Agriculture Commissioner Wilton Simpson, a Republican who had defended the law as a way to help stem the tide of undocumented workers and drugs reaching Florida after crossing the Mexican border, recently said the law could have “unintended consequences” on the construction and leisure and hospitality industries.

Migrant workers and advocates have filed a federal lawsuit challenging part of the law that makes it a felony to transport into the state people who enter the country illegally. Among other things, the lawsuit alleges that part of the law is too vague.

In addressing Friday’s employment figures, Gov. Ron DeSantis’ office credited economic policies under DeSantis for private-sector growth in Florida that is faster than the nation’s pace.

The national unemployment rate stood at 3.5 percent in July.

Leisure and hospitality jobs, mostly tied to food service and lodging, were the only commercial sector to post a decline in Florida in July.

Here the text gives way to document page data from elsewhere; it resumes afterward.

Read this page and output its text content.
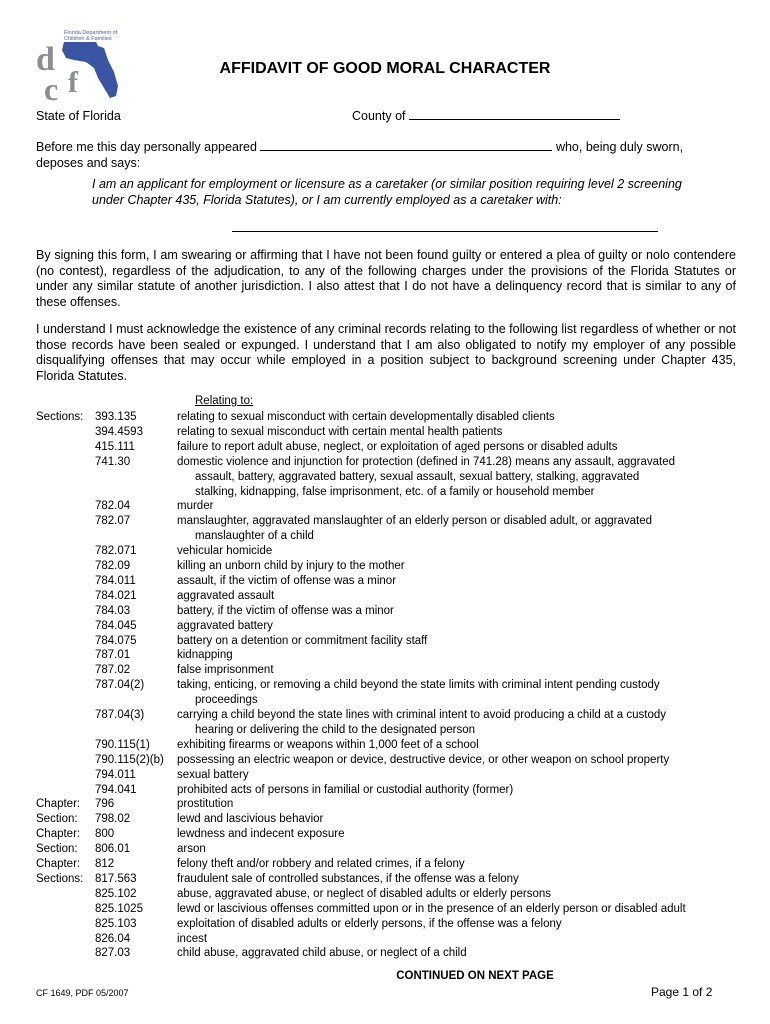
d
c f
Florida Department of
Children & Families
AFFIDAVIT OF GOOD MORAL CHARACTER
State of Florida	County of
Before me this day personally appeared	who, being duly sworn,
deposes and says:
I am an applicant for employment or licensure as a caretaker (or similar position requiring level 2 screening under Chapter 435, Florida Statutes), or I am currently employed as a caretaker with:
By signing this form, I am swearing or affirming that I have not been found guilty or entered a plea of guilty or nolo contendere (no contest), regardless of the adjudication, to any of the following charges under the provisions of the Florida Statutes or under any similar statute of another jurisdiction. I also attest that I do not have a delinquency record that is similar to any of these offenses.
I understand I must acknowledge the existence of any criminal records relating to the following list regardless of whether or not those records have been sealed or expunged. I understand that I am also obligated to notify my employer of any possible disqualifying offenses that may occur while employed in a position subject to background screening under Chapter 435, Florida Statutes.
Relating to:
Sections:	393.135	relating to sexual misconduct with certain developmentally disabled clients
394.4593	relating to sexual misconduct with certain mental health patients
415.111	failure to report adult abuse, neglect, or exploitation of aged persons or disabled adults
741.30	domestic violence and injunction for protection (defined in 741.28) means any assault, aggravated
assault, battery, aggravated battery, sexual assault, sexual battery, stalking, aggravated
stalking, kidnapping, false imprisonment, etc. of a family or household member
782.04	murder
782.07	manslaughter, aggravated manslaughter of an elderly person or disabled adult, or aggravated
manslaughter of a child
782.071	vehicular homicide
782.09	killing an unborn child by injury to the mother
784.011	assault, if the victim of offense was a minor
784.021	aggravated assault
784.03	battery, if the victim of offense was a minor
784.045	aggravated battery
784.075	battery on a detention or commitment facility staff
787.01	kidnapping
787.02	false imprisonment
787.04(2)	taking, enticing, or removing a child beyond the state limits with criminal intent pending custody
proceedings
787.04(3)	carrying a child beyond the state lines with criminal intent to avoid producing a child at a custody
hearing or delivering the child to the designated person
790.115(1)	exhibiting firearms or weapons within 1,000 feet of a school
790.115(2)(b)	possessing an electric weapon or device, destructive device, or other weapon on school property
794.011	sexual battery
794.041	prohibited acts of persons in familial or custodial authority (former)
Chapter:	796	prostitution
Section:	798.02	lewd and lascivious behavior
Chapter:	800	lewdness and indecent exposure
Section:	806.01	arson
Chapter:	812	felony theft and/or robbery and related crimes, if a felony
Sections:	817.563	fraudulent sale of controlled substances, if the offense was a felony
825.102	abuse, aggravated abuse, or neglect of disabled adults or elderly persons
825.1025	lewd or lascivious offenses committed upon or in the presence of an elderly person or disabled adult
825.103	exploitation of disabled adults or elderly persons, if the offense was a felony
826.04	incest
827.03	child abuse, aggravated child abuse, or neglect of a child
CONTINUED ON NEXT PAGE
CF 1649, PDF 05/2007	Page 1 of 2
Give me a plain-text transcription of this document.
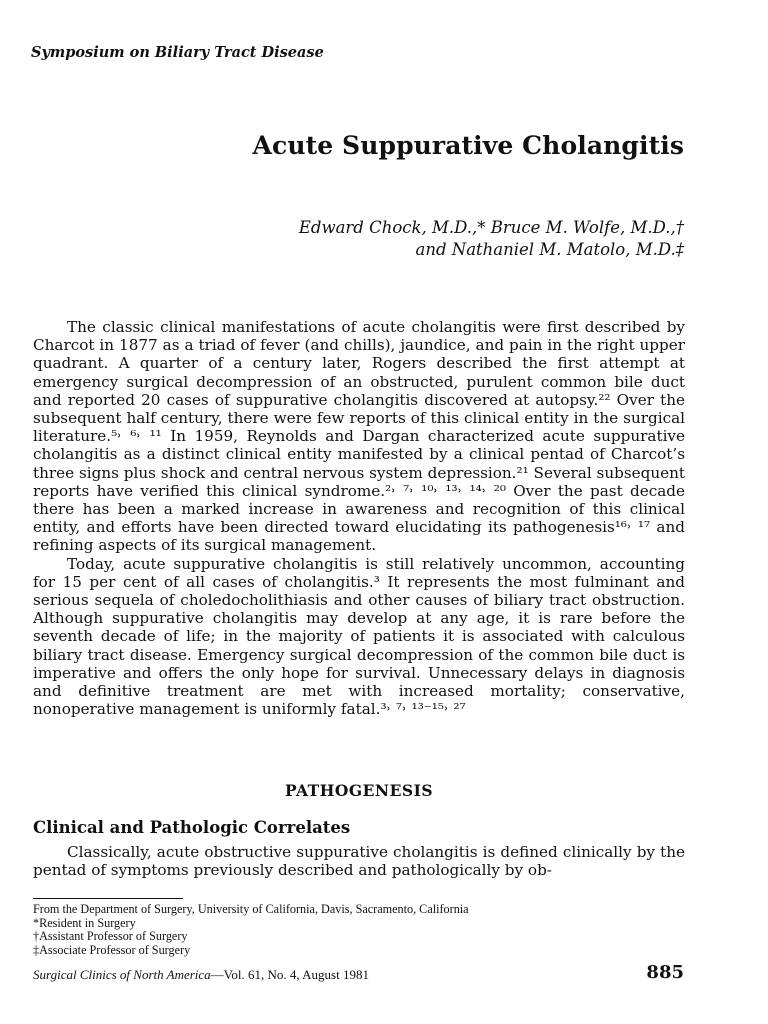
Symposium on Biliary Tract Disease
Acute Suppurative Cholangitis
Edward Chock, M.D.,* Bruce M. Wolfe, M.D.,†
and Nathaniel M. Matolo, M.D.‡

The classic clinical manifestations of acute cholangitis were first described by Charcot in 1877 as a triad of fever (and chills), jaundice, and pain in the right upper quadrant. A quarter of a century later, Rogers described the first attempt at emergency surgical decompression of an obstructed, purulent common bile duct and reported 20 cases of suppurative cholangitis discovered at autopsy.²² Over the subsequent half century, there were few reports of this clinical entity in the surgical literature.⁵˒ ⁶˒ ¹¹ In 1959, Reynolds and Dargan characterized acute suppurative cholangitis as a distinct clinical entity manifested by a clinical pentad of Charcot’s three signs plus shock and central nervous system depression.²¹ Several subsequent reports have verified this clinical syndrome.²˒ ⁷˒ ¹⁰˒ ¹³˒ ¹⁴˒ ²⁰ Over the past decade there has been a marked increase in awareness and recognition of this clinical entity, and efforts have been directed toward elucidating its pathogenesis¹⁶˒ ¹⁷ and refining aspects of its surgical management.

Today, acute suppurative cholangitis is still relatively uncommon, accounting for 15 per cent of all cases of cholangitis.³ It represents the most fulminant and serious sequela of choledocholithiasis and other causes of biliary tract obstruction. Although suppurative cholangitis may develop at any age, it is rare before the seventh decade of life; in the majority of patients it is associated with calculous biliary tract disease. Emergency surgical decompression of the common bile duct is imperative and offers the only hope for survival. Unnecessary delays in diagnosis and definitive treatment are met with increased mortality; conservative, nonoperative management is uniformly fatal.³˒ ⁷˒ ¹³⁻¹⁵˒ ²⁷

PATHOGENESIS
Clinical and Pathologic Correlates

Classically, acute obstructive suppurative cholangitis is defined clinically by the pentad of symptoms previously described and pathologically by ob-

From the Department of Surgery, University of California, Davis, Sacramento, California
*Resident in Surgery
†Assistant Professor of Surgery
‡Associate Professor of Surgery
Surgical Clinics of North America—Vol. 61, No. 4, August 1981	885
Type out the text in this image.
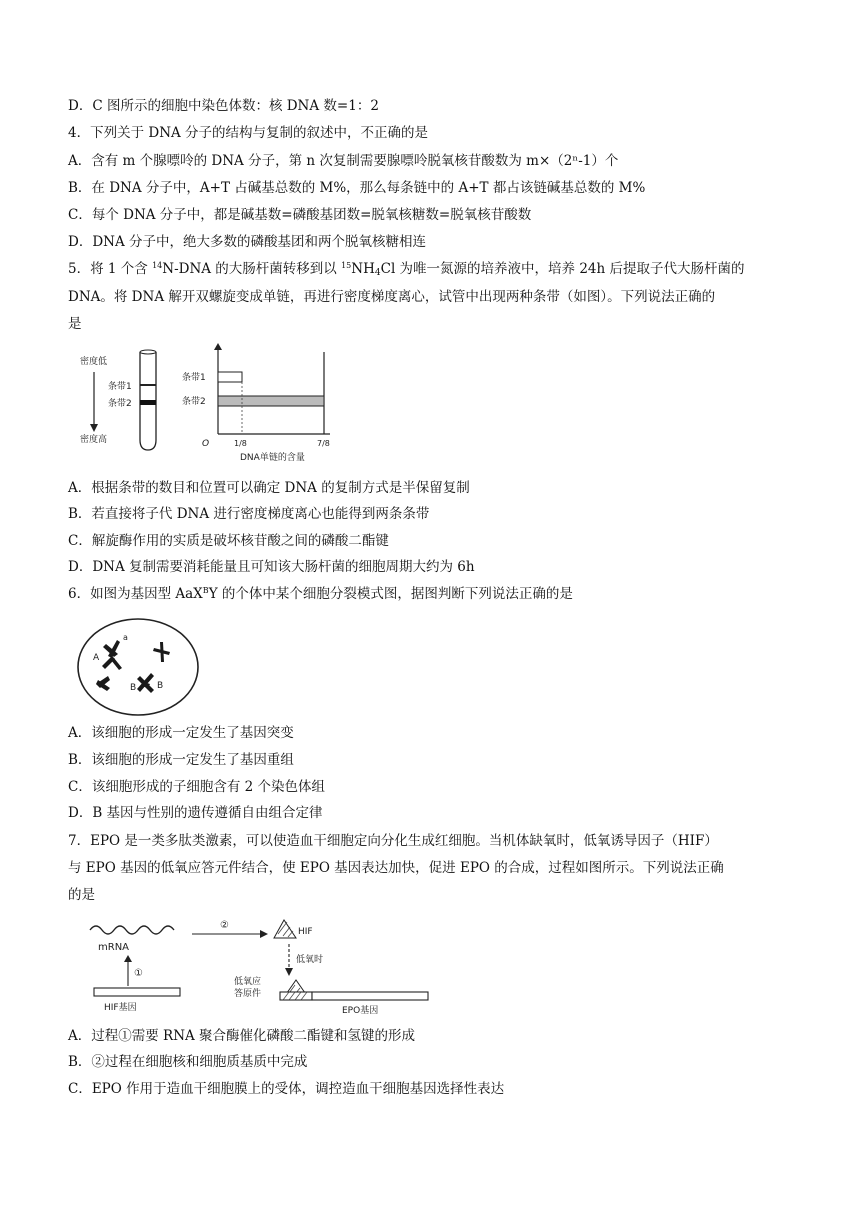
D．C 图所示的细胞中染色体数：核 DNA 数=1：2
4．下列关于 DNA 分子的结构与复制的叙述中，不正确的是
A．含有 m 个腺嘌呤的 DNA 分子，第 n 次复制需要腺嘌呤脱氧核苷酸数为 m×（2ⁿ-1）个
B．在 DNA 分子中，A+T 占碱基总数的 M%，那么每条链中的 A+T 都占该链碱基总数的 M%
C．每个 DNA 分子中，都是碱基数=磷酸基团数=脱氧核糖数=脱氧核苷酸数
D．DNA 分子中，绝大多数的磷酸基团和两个脱氧核糖相连
5．将 1 个含 $^{14}$N-DNA 的大肠杆菌转移到以 $^{15}NH_4Cl$ 为唯一氮源的培养液中，培养 24h 后提取子代大肠杆菌的
DNA。将 DNA 解开双螺旋变成单链，再进行密度梯度离心，试管中出现两种条带（如图）。下列说法正确的
是
密度低
条带1
条带2
密度高
条带1
条带2
O	1/8	7/8
DNA单链的含量
A．根据条带的数目和位置可以确定 DNA 的复制方式是半保留复制
B．若直接将子代 DNA 进行密度梯度离心也能得到两条条带
C．解旋酶作用的实质是破坏核苷酸之间的磷酸二酯键
D．DNA 复制需要消耗能量且可知该大肠杆菌的细胞周期大约为 6h
6．如图为基因型 AaX$^B$Y 的个体中某个细胞分裂模式图，据图判断下列说法正确的是
A
a
B B
A．该细胞的形成一定发生了基因突变
B．该细胞的形成一定发生了基因重组
C．该细胞形成的子细胞含有 2 个染色体组
D．B 基因与性别的遗传遵循自由组合定律
7．EPO 是一类多肽类激素，可以使造血干细胞定向分化生成红细胞。当机体缺氧时，低氧诱导因子（HIF）
与 EPO 基因的低氧应答元件结合，使 EPO 基因表达加快，促进 EPO 的合成，过程如图所示。下列说法正确
的是
mRNA
①
HIF基因
②
HIF
低氧时
低氧应
答原件
EPO基因
A．过程①需要 RNA 聚合酶催化磷酸二酯键和氢键的形成
B．②过程在细胞核和细胞质基质中完成
C．EPO 作用于造血干细胞膜上的受体，调控造血干细胞基因选择性表达
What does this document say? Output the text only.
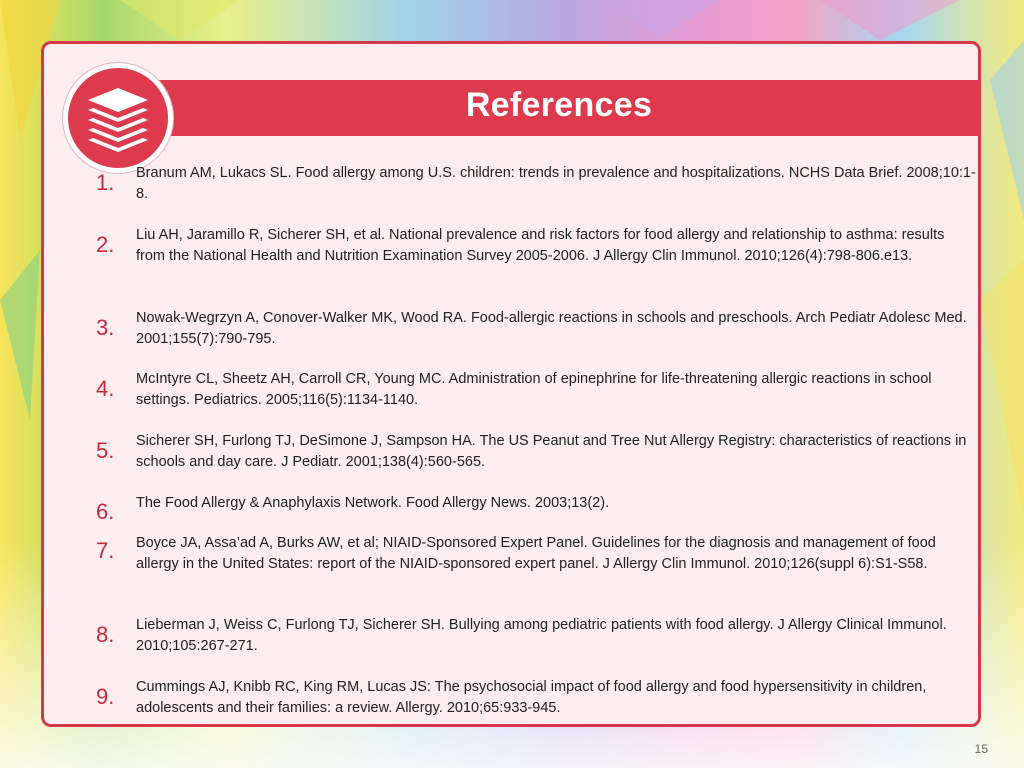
References
1.	Branum AM, Lukacs SL. Food allergy among U.S. children: trends in prevalence and hospitalizations. NCHS Data Brief. 2008;10:1-8.
2.	Liu AH, Jaramillo R, Sicherer SH, et al. National prevalence and risk factors for food allergy and relationship to asthma: results from the National Health and Nutrition Examination Survey 2005-2006. J Allergy Clin Immunol. 2010;126(4):798-806.e13.
3.	Nowak-Wegrzyn A, Conover-Walker MK, Wood RA. Food-allergic reactions in schools and preschools. Arch Pediatr Adolesc Med. 2001;155(7):790-795.
4.	McIntyre CL, Sheetz AH, Carroll CR, Young MC. Administration of epinephrine for life-threatening allergic reactions in school settings. Pediatrics. 2005;116(5):1134-1140.
5.	Sicherer SH, Furlong TJ, DeSimone J, Sampson HA. The US Peanut and Tree Nut Allergy Registry: characteristics of reactions in schools and day care. J Pediatr. 2001;138(4):560-565.
6.	The Food Allergy & Anaphylaxis Network. Food Allergy News. 2003;13(2).
7.	Boyce JA, Assa’ad A, Burks AW, et al; NIAID-Sponsored Expert Panel. Guidelines for the diagnosis and management of food allergy in the United States: report of the NIAID-sponsored expert panel. J Allergy Clin Immunol. 2010;126(suppl 6):S1-S58.
8.	Lieberman J, Weiss C, Furlong TJ, Sicherer SH. Bullying among pediatric patients with food allergy. J Allergy Clinical Immunol. 2010;105:267-271.
9.	Cummings AJ, Knibb RC, King RM, Lucas JS: The psychosocial impact of food allergy and food hypersensitivity in children, adolescents and their families: a review. Allergy. 2010;65:933-945.
15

Visit Florida, the state’s tourism-marketing agency, on Thursday reported a slight dip in tourism numbers during the second quarter of this year compared to a year earlier, pointing in part to increased competition from other states and countries that shut down longer than Florida during the pandemic.

The state’s unemployment rate was also 2.7 percent in July 2022.

Across the state, the Southeast Florida region, from Miami to West Palm Beach, had the lowest unemployment rate last month at 2.6 percent. Within that region, the Miami-Miami Beach-Kendall area was at 1.9 percent.

The statewide unemployment rate is seasonally adjusted, while regional rates are not adjusted.

The Crestview-Fort Walton Beach-Destin area was at 2.7 percent and the Panama City region was at 2.8 percent.

The Orlando-Kissimmee-Sanford and Tampa-St. Petersburg-Clearwater regions were at 3.1 percent. The Pensacola-Ferry Pass-Brent and Jacksonville areas were each at 3.2 percent.

Metro areas in Southwest Florida, from Bradenton to Naples, were also at 3.2 percent.

The highest unemployment rates were in the Sebring area at 4.7 percent; the Homosassa Springs area at 4.6 percent; and The Villages area at 4.3 percent.